Skylar skips to the kitchen and pours herself a glass of orange juice. I watch the conversation between us and only now realize the disappointment on her face as I tell her I can’t come to her talent show. Time places a heavy hand on my shoulder and gently pushes me to follow Skylar out the door to the concert hall. The realization that this might be the last time I get to see my daughter alive and well hits me and I spend the rest of this Time trying to memorize her and take in the little things about her that I have failed to notice. I observe how she is with her friends and teachers. Always bubbly and full of happiness. She has a way of alleviating the environment around her bringing instant joy to everyone she comes across. I see the way she smiles to strangers on the streets and the way she hollers a ‘good morning’ as she sees a neighbor watering their garden or picking up the mail. She is a ball of sunshine that lit up the world around her. I don’t know why I was always too busy to see that.

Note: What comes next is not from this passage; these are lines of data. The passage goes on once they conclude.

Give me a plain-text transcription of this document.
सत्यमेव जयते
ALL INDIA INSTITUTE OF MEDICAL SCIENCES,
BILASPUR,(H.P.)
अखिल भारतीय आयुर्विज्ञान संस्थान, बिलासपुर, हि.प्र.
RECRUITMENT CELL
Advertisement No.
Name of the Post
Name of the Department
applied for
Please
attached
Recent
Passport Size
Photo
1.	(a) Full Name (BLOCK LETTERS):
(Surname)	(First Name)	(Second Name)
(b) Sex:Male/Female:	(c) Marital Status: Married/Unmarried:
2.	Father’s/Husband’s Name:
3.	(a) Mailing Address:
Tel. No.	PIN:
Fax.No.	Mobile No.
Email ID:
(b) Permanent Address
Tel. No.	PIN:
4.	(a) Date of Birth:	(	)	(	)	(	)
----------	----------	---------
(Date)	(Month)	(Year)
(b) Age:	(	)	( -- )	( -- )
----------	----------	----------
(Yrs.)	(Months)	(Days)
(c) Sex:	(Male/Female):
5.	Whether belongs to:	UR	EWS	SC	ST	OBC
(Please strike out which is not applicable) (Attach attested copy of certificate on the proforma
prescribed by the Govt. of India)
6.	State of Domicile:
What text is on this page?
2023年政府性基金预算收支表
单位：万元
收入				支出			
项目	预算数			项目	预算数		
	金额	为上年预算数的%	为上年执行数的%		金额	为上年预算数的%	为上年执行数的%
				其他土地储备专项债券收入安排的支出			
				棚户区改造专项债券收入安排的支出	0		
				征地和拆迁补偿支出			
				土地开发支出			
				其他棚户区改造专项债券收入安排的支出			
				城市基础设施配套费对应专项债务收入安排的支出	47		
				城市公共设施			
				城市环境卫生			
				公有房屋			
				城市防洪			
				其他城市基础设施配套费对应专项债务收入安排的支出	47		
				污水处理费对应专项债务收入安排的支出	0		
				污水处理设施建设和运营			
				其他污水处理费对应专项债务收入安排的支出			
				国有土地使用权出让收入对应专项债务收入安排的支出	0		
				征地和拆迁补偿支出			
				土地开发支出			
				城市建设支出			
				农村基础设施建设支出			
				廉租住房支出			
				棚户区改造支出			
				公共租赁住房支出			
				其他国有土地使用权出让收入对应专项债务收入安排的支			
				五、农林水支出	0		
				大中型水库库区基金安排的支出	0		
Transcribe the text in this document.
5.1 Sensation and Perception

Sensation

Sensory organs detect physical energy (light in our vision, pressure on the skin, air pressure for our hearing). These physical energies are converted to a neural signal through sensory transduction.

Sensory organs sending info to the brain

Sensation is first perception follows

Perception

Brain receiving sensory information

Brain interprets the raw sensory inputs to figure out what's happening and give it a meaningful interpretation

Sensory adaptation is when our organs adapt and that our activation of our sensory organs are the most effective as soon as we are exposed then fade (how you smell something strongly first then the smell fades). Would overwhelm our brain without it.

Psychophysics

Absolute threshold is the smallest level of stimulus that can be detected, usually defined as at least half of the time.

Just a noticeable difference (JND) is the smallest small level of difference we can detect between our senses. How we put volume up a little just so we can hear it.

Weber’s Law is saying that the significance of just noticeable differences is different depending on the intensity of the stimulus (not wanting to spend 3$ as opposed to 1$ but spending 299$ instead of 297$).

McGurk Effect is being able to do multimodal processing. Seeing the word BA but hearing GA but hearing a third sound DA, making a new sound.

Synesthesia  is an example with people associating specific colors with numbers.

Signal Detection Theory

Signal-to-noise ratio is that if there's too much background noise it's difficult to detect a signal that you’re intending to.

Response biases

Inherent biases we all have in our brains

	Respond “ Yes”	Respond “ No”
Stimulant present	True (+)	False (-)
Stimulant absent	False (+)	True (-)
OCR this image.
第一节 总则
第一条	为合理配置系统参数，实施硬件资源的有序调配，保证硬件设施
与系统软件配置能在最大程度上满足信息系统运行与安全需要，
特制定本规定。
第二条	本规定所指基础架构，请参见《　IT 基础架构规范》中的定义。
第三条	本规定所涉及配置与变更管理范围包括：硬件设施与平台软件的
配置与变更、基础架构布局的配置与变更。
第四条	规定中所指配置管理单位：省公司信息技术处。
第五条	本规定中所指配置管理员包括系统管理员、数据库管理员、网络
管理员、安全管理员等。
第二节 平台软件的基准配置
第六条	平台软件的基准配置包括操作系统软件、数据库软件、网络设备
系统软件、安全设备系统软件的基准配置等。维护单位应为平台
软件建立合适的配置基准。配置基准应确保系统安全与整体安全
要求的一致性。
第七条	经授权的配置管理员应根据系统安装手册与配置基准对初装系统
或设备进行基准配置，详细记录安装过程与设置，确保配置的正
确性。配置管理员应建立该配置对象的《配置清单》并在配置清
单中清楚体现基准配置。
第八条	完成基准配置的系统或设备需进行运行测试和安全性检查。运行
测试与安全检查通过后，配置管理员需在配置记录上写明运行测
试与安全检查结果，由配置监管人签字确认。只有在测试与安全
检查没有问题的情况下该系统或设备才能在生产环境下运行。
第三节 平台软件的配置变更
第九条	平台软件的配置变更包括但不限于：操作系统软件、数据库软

Now Time and I are at the backstage of the concert hall. I see Skylar practicing alone and I suddenly I am uncomfortably conscious of the fact that I don’t even know what she will be performing. When her name is announced on stage. She forces out a nervous smile and stands center stage.

“My daddy says,

There are twenty four hours,

So we shouldn’t be stopping,

To smell the flowers,

My daddy says,

That life is a race,

We have to hurry,

To match time’s pace,

But I think time is moments,

And love and good friends,

Not something with a beginning,

A middle and end,

So maybe if I write daddy a poem,

And say it out loud,

We will share more moments,

And he’ll be there in the crowd.”

Skylar takes a moment to breathe in the atmosphere of the hall and scan the audience in search of me. I run to the stage and hug Skylar, desperately hoping she can sense my presence and know that I am here with her. But she does not and I watch a hint of a frown on her beautiful face as she walks off stage, failing to find me among the audience. Time taps me on the shoulder telling me it is time to return to my present. I wrap my pinky around Time’s and we travel forward in time.

“I have many names, but your daughter is the only one to call me Moments. That is why I am so fond of her. Fond enough to grant her wish to let her father be in the crowd of her talent show.” Time gives me one final reassuring pat on the shoulder and walks away, slowly disappearing.

I run back into the hospital and find my wife sitting on the side of Skylar’s bed, The doctor is relieved to see me and I know Skylar’s time is almost over. So, I kiss her forehead and whisper into her ear.

“Honey, you may not have much Time here but you have had so many Moments, touching the souls of people around you with everything you do. All I have left to say is I’m sorry I was not a part of them.” I hold my wife’s hand as we listen to our daughter’s faint heartbeat slow down, and finally stop.

Tick, Tick, Tock, Tock, Tick, Tick, Tock,

Two years later I am at my workshop. The clocks decorating the walls of workshop tick and tock in sync, each second hand moving precisely uniformly except for one. The wristwatch I wear does not have numbers. Just a single second hand, ticking and toking out of sync with the rest of the clocks. This is because it ticks and tocks to the sound of my daughter’s heartbeat. I made it especially for her. To remind me that life does not revolve around Time. It should revolve around the people we love and the Moments we have with them.